As the last number, I must have sounded as if I owned Longfellow’s “Psalm of Life,” for Miss Fosdick applauded and, her hands still together, walked forward to take my hand and congratulate me. She also congratulated the class, and to Miss Acacio she said, crisply, “Well done.”

 

Then she turned to me again, struck up a conversation, at some point of which I said in response, “No, not really. ‘The Psalm’ is not my favorite poem. My favorite is [Thomas Gray’s] ‘Elegy Written in a Country Churchyard’”; and, on a cue from Miss Acacio, I proceeded to recite the most memorable stanza from it:

 

Full many a gem of purest ray serene,

 

The dark unfathom’d caves of ocean bear:

 

Full many a flow’r is born to blush unseen,

 

And waste its sweetness on the desert air.

 

Miss Fosdick placed her hand on my shoulder and whispered, “Amazing,” while Miss Acacio looked at me with the sweetest of her smiles.

 

From the San Carlos Rural High School, I moved to the big city for college, only to be stopped by a World War.

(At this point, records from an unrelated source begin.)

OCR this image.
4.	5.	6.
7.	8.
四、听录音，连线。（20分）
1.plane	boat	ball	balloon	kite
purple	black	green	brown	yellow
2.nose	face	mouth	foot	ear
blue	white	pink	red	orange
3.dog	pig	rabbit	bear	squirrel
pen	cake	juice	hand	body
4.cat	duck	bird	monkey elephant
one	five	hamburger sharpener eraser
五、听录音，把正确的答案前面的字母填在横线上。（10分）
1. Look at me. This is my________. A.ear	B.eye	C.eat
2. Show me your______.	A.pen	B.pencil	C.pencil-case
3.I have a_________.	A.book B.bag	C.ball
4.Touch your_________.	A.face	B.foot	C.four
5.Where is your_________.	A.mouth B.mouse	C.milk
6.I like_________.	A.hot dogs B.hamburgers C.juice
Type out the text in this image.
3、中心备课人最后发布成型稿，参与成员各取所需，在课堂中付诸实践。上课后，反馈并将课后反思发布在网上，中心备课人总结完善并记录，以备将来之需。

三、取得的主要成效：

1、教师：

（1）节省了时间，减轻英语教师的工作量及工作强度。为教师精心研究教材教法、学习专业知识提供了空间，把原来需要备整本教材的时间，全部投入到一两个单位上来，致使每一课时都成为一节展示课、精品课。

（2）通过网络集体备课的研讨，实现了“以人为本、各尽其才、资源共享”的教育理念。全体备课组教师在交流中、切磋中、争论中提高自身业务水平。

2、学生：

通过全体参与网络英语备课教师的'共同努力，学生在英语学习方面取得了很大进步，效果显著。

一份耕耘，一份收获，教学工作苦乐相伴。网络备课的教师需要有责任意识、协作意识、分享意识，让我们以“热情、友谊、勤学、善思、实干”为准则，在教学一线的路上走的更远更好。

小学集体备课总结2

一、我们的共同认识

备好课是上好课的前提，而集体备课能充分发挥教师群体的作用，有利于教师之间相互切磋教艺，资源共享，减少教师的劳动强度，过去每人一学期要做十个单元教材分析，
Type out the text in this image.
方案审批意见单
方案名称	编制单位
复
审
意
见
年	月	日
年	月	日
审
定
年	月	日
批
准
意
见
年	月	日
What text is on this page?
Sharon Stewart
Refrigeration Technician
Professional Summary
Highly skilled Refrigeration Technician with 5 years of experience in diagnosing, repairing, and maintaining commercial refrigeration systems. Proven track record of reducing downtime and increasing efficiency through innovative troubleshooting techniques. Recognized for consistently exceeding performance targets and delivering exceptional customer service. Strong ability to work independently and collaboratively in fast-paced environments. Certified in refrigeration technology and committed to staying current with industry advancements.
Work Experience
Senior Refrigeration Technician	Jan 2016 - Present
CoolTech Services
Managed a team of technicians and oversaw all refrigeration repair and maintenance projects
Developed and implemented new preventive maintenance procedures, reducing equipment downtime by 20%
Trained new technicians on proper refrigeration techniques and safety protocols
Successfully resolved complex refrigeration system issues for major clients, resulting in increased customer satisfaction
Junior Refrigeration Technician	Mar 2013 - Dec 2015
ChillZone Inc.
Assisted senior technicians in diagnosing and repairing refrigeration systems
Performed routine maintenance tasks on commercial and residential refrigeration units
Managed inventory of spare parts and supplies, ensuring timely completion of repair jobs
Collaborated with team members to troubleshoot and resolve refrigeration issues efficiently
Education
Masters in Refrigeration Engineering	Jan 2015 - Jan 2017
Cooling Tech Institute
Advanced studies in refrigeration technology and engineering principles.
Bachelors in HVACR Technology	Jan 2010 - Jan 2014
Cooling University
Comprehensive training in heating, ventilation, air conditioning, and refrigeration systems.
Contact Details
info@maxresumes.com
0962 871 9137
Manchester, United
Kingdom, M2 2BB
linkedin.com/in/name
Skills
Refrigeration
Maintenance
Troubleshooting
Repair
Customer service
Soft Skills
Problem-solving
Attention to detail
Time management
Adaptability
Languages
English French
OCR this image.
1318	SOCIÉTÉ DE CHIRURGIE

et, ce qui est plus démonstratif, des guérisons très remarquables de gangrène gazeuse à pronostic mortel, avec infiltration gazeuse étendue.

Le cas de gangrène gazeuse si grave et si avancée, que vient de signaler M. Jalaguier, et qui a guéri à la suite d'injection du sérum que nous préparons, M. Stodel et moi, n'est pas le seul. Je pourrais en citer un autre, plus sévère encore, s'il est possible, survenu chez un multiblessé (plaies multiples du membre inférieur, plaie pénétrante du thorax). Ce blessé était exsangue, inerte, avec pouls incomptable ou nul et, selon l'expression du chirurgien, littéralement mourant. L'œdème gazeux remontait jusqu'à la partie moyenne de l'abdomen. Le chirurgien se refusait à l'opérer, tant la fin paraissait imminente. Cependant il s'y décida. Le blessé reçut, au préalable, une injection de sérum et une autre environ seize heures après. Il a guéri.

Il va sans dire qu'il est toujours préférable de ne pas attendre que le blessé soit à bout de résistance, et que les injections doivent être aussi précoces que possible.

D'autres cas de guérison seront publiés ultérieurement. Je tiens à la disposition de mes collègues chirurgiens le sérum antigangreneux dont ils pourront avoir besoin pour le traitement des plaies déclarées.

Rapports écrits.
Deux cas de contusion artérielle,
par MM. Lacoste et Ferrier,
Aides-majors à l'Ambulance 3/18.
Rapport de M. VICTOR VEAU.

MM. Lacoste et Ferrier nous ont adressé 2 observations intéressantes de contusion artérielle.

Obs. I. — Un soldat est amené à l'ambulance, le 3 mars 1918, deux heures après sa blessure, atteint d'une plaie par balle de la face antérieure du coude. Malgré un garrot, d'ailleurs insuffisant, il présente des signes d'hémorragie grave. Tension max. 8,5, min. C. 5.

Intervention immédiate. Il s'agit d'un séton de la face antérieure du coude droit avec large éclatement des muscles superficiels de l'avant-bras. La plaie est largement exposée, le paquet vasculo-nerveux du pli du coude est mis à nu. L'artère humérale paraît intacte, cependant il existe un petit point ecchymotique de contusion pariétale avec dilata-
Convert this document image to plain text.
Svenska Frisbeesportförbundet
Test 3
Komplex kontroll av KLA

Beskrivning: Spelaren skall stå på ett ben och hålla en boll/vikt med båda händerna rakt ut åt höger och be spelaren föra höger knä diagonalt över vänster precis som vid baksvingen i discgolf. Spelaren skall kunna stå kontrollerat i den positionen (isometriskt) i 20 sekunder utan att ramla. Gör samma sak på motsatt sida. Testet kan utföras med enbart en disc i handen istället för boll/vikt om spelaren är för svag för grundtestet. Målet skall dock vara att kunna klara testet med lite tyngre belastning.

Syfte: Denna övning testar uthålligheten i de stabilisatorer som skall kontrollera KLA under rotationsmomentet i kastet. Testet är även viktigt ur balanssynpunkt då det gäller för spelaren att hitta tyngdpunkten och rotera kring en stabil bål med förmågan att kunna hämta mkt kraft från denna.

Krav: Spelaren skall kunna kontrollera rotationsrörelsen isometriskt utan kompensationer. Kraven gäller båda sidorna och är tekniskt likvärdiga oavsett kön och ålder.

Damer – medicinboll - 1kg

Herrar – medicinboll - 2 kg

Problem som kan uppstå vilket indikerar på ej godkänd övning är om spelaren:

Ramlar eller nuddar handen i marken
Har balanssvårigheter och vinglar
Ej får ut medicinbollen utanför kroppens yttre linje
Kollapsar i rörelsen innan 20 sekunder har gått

But nothing could stop me from planting and growing life, imbued with the lessons from San Carlos Rural High School, now Speaker Eugenio Perez National Agricultural School, a college.

 

I went on to become a lawyer and run a transportation company, as well as rereading and, where memory serves, reciting my poems.

 

I went to see Miss Acacio years later, and she struggled trying to remember me. But all I needed to do was give an encore of the “Elegy” stanza to brighten her up in vivid recollection.

 

Yet later, I wrote her a letter:

 

Dear Ma’am,

 

Thank you very much for your patience in teaching me to speak and write English, and to appreciate English literature. Although I chose a career different from yours, I’d like you to know that what you taught me has helped me in both earning a living, and enjoying and appreciating living.

 

Thank you again.

 

The addressee gone, the letter remains unsent, but I’ve kept it for my own sake.